[Windsor Star – Dalson Chen] Downtown Windsor will have another place where people can vape or smoke medical marijuana — if Leo Lucier can pull off plans for his Vapelated Vapor Lounge.
“I want to set it up like a European cafe,” says Lucier, 46, proprietor of the new business at 26 Chatham St. E.
Lucier said he intended for the lounge to open on Thursday, but he admitted there’s a lot of work to be done. “We’re winging it,” he said.
Although mostly stripped of decor, the address still bears the bar, tables, and chairs of its former business, Fidel’s Havana Lounge. Instead of alcohol, the shelves now carry an assortment of bongs and candy bars.

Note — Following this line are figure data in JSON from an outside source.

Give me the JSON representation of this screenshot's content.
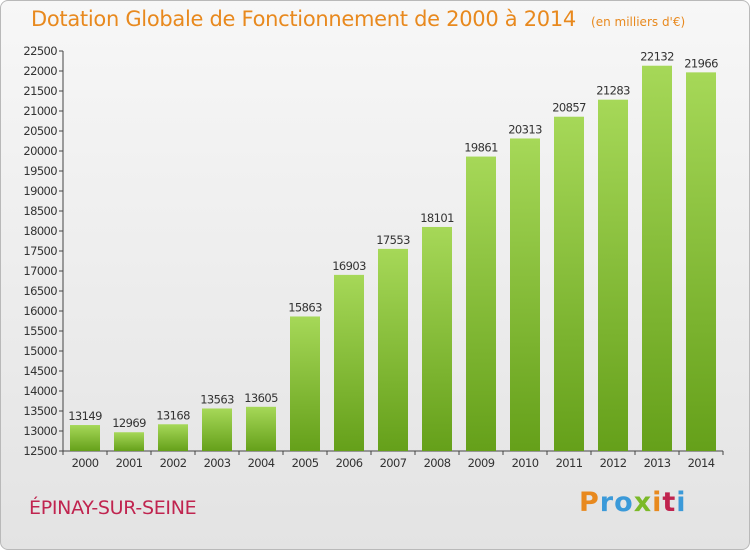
{
  "header": {
    "title": "Dotation Globale de Fonctionnement de 2000 à 2014",
    "subtitle": "(en milliers d'€)"
  },
  "footer": {
    "commune": "ÉPINAY-SUR-SEINE",
    "logo": "Proxiti"
  },
  "colors": {
    "title": "#e8891e",
    "commune": "#c0244f",
    "bar_light": "#9fd34f",
    "bar_dark": "#6aa21d"
  },
  "chart_data": {
    "type": "bar",
    "categories": [
      "2000",
      "2001",
      "2002",
      "2003",
      "2004",
      "2005",
      "2006",
      "2007",
      "2008",
      "2009",
      "2010",
      "2011",
      "2012",
      "2013",
      "2014"
    ],
    "values": [
      13149,
      12969,
      13168,
      13563,
      13605,
      15863,
      16903,
      17553,
      18101,
      19861,
      20313,
      20857,
      21283,
      22132,
      21966
    ],
    "ylim": [
      12500,
      22500
    ],
    "ytick_step": 500,
    "grid": false,
    "legend": "none",
    "data_labels": true
  }
}
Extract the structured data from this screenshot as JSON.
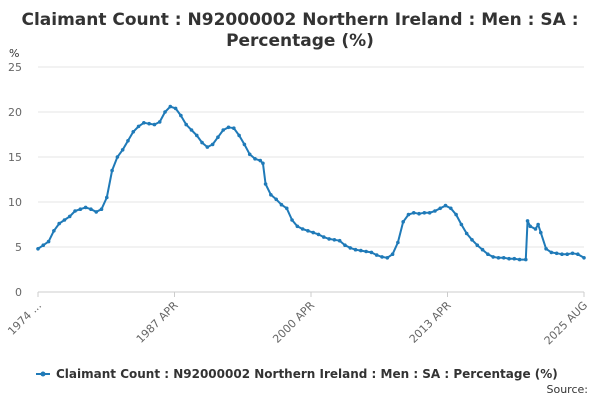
{
  "chart_data": {
    "type": "line",
    "title_lines": [
      "Claimant Count : N92000002 Northern Ireland : Men : SA :",
      "Percentage (%)"
    ],
    "ylabel": "%",
    "ylim": [
      0,
      25
    ],
    "y_ticks": [
      "0",
      "5",
      "10",
      "15",
      "20",
      "25"
    ],
    "grid": true,
    "x_tick_labels": [
      "1974 ...",
      "1987 APR",
      "2000 APR",
      "2013 APR",
      "2025 AUG"
    ],
    "x_range": [
      "1974-01",
      "2025-08"
    ],
    "legend": "bottom",
    "source_label": "Source:",
    "color": "#1f7ab8",
    "series": [
      {
        "name": "Claimant Count : N92000002 Northern Ireland : Men : SA : Percentage (%)",
        "points": [
          [
            "1974-01",
            4.8
          ],
          [
            "1974-07",
            5.2
          ],
          [
            "1975-01",
            5.6
          ],
          [
            "1975-07",
            6.8
          ],
          [
            "1976-01",
            7.6
          ],
          [
            "1976-07",
            8.0
          ],
          [
            "1977-01",
            8.4
          ],
          [
            "1977-07",
            9.0
          ],
          [
            "1978-01",
            9.2
          ],
          [
            "1978-07",
            9.4
          ],
          [
            "1979-01",
            9.2
          ],
          [
            "1979-07",
            8.9
          ],
          [
            "1980-01",
            9.2
          ],
          [
            "1980-07",
            10.5
          ],
          [
            "1981-01",
            13.5
          ],
          [
            "1981-07",
            15.0
          ],
          [
            "1982-01",
            15.8
          ],
          [
            "1982-07",
            16.8
          ],
          [
            "1983-01",
            17.8
          ],
          [
            "1983-07",
            18.4
          ],
          [
            "1984-01",
            18.8
          ],
          [
            "1984-07",
            18.7
          ],
          [
            "1985-01",
            18.6
          ],
          [
            "1985-07",
            18.9
          ],
          [
            "1986-01",
            20.0
          ],
          [
            "1986-07",
            20.6
          ],
          [
            "1987-01",
            20.4
          ],
          [
            "1987-07",
            19.6
          ],
          [
            "1988-01",
            18.6
          ],
          [
            "1988-07",
            18.0
          ],
          [
            "1989-01",
            17.4
          ],
          [
            "1989-07",
            16.6
          ],
          [
            "1990-01",
            16.1
          ],
          [
            "1990-07",
            16.4
          ],
          [
            "1991-01",
            17.2
          ],
          [
            "1991-07",
            18.0
          ],
          [
            "1992-01",
            18.3
          ],
          [
            "1992-07",
            18.2
          ],
          [
            "1993-01",
            17.4
          ],
          [
            "1993-07",
            16.4
          ],
          [
            "1994-01",
            15.3
          ],
          [
            "1994-07",
            14.8
          ],
          [
            "1995-01",
            14.6
          ],
          [
            "1995-04",
            14.3
          ],
          [
            "1995-07",
            12.0
          ],
          [
            "1996-01",
            10.8
          ],
          [
            "1996-07",
            10.3
          ],
          [
            "1997-01",
            9.7
          ],
          [
            "1997-07",
            9.3
          ],
          [
            "1998-01",
            8.0
          ],
          [
            "1998-07",
            7.3
          ],
          [
            "1999-01",
            7.0
          ],
          [
            "1999-07",
            6.8
          ],
          [
            "2000-01",
            6.6
          ],
          [
            "2000-07",
            6.4
          ],
          [
            "2001-01",
            6.1
          ],
          [
            "2001-07",
            5.9
          ],
          [
            "2002-01",
            5.8
          ],
          [
            "2002-07",
            5.7
          ],
          [
            "2003-01",
            5.2
          ],
          [
            "2003-07",
            4.9
          ],
          [
            "2004-01",
            4.7
          ],
          [
            "2004-07",
            4.6
          ],
          [
            "2005-01",
            4.5
          ],
          [
            "2005-07",
            4.4
          ],
          [
            "2006-01",
            4.1
          ],
          [
            "2006-07",
            3.9
          ],
          [
            "2007-01",
            3.8
          ],
          [
            "2007-07",
            4.2
          ],
          [
            "2008-01",
            5.5
          ],
          [
            "2008-07",
            7.8
          ],
          [
            "2009-01",
            8.6
          ],
          [
            "2009-07",
            8.8
          ],
          [
            "2010-01",
            8.7
          ],
          [
            "2010-07",
            8.8
          ],
          [
            "2011-01",
            8.8
          ],
          [
            "2011-07",
            9.0
          ],
          [
            "2012-01",
            9.3
          ],
          [
            "2012-07",
            9.6
          ],
          [
            "2013-01",
            9.3
          ],
          [
            "2013-07",
            8.6
          ],
          [
            "2014-01",
            7.5
          ],
          [
            "2014-07",
            6.5
          ],
          [
            "2015-01",
            5.8
          ],
          [
            "2015-07",
            5.2
          ],
          [
            "2016-01",
            4.7
          ],
          [
            "2016-07",
            4.2
          ],
          [
            "2017-01",
            3.9
          ],
          [
            "2017-07",
            3.8
          ],
          [
            "2018-01",
            3.8
          ],
          [
            "2018-07",
            3.7
          ],
          [
            "2019-01",
            3.7
          ],
          [
            "2019-07",
            3.6
          ],
          [
            "2020-02",
            3.6
          ],
          [
            "2020-04",
            7.9
          ],
          [
            "2020-07",
            7.3
          ],
          [
            "2021-01",
            7.0
          ],
          [
            "2021-04",
            7.5
          ],
          [
            "2021-07",
            6.6
          ],
          [
            "2022-01",
            4.8
          ],
          [
            "2022-07",
            4.4
          ],
          [
            "2023-01",
            4.3
          ],
          [
            "2023-07",
            4.2
          ],
          [
            "2024-01",
            4.2
          ],
          [
            "2024-07",
            4.3
          ],
          [
            "2025-01",
            4.2
          ],
          [
            "2025-08",
            3.8
          ]
        ]
      }
    ]
  }
}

Lucier and his staff tested out a Volcano brand vaporizer for the first time on Wednesday afternoon. “I’d rather smoke a joint,” confessed Lucier, himself a medical marijuana license holder. “I’m conventional. I’m old school.”
Similar to Higher Limits — Windsor’s first cannabis vaping lounge, which opened at 251 Ouellette Ave. in January — Lucier’s place will offer medical marijuana license holders a spot to gather and partake of their prescribed cannabis.
Lucier’s permit from the health unit describes his business as a food store, but his Ontario business licence describes it as a “compassion club for medical use of pot.”
However, unlike the “Marijuana Compassion Club of Windsor” that police busted for trafficking in 2005, Lucier assured that Vapelated Vapor Lounge won’t be selling or dispensing marijuana.
“Everybody automatically thinks a ‘compassion club’ is all about selling marijuana. I’m not about that,” he said. “I’m not going there.”
Lucier said he will have similar rules as Higher Limits: No alcohol, no tobacco, no minors, and customers bring their own pot.
The “compassion” part of the business has to do with Lucier’s philosophy. He describes himself as a Christian and intends to hold charitable events at the lounge.
He’s also hiring friends who need employment. Lucier said he’s brought in three people as staff so far.
Kerry Clinansmith, 44, has been living on disability support and is a medical marijuana license holder.
“We (license holders) have nowhere to go right now. It’s kind of a grey area,” Clinansmith said. “We have kids, we can’t smoke at home in the dwelling. We go outside, I don’t think it’s very good.”
Sean McLellan, 55, will be helping with the lounge’s day-to-day affairs. “I’m getting an opportunity to get back to work.”
Lucier — who works in tool and die — said he has invested about $30,000 into Vapelated Vapor Lounge so far.
Last week, the province’s Ministry of Health and Long-Term Care announced it will propose changes to the Smoke-Free Ontario that would make medical marijuana vaping lounges illegal.
But Lucier said he’s not concerned. “I don’t see the Ontario government changing this law very soon. It’s not going to happen overnight.”
Just a block away, Higher Limits co-owner Jon Liedtke said he wishes Lucier well.
“It’s not really competition,” Liedtke said. “The more cannabis-friendly establishments that open up in Windsor-Essex, the better.”
On Tuesday, Liedtke went to Toronto to meet with members of the Cannabis Friendly Business Association and discuss how they will deal with the impending provincial legislation against medical marijuana vaping lounges.
“It’s always encouraging to find allies in a David and Goliath situation,” Liedtke said. “I came away from it happy that there’s going to be some kind of organized response.”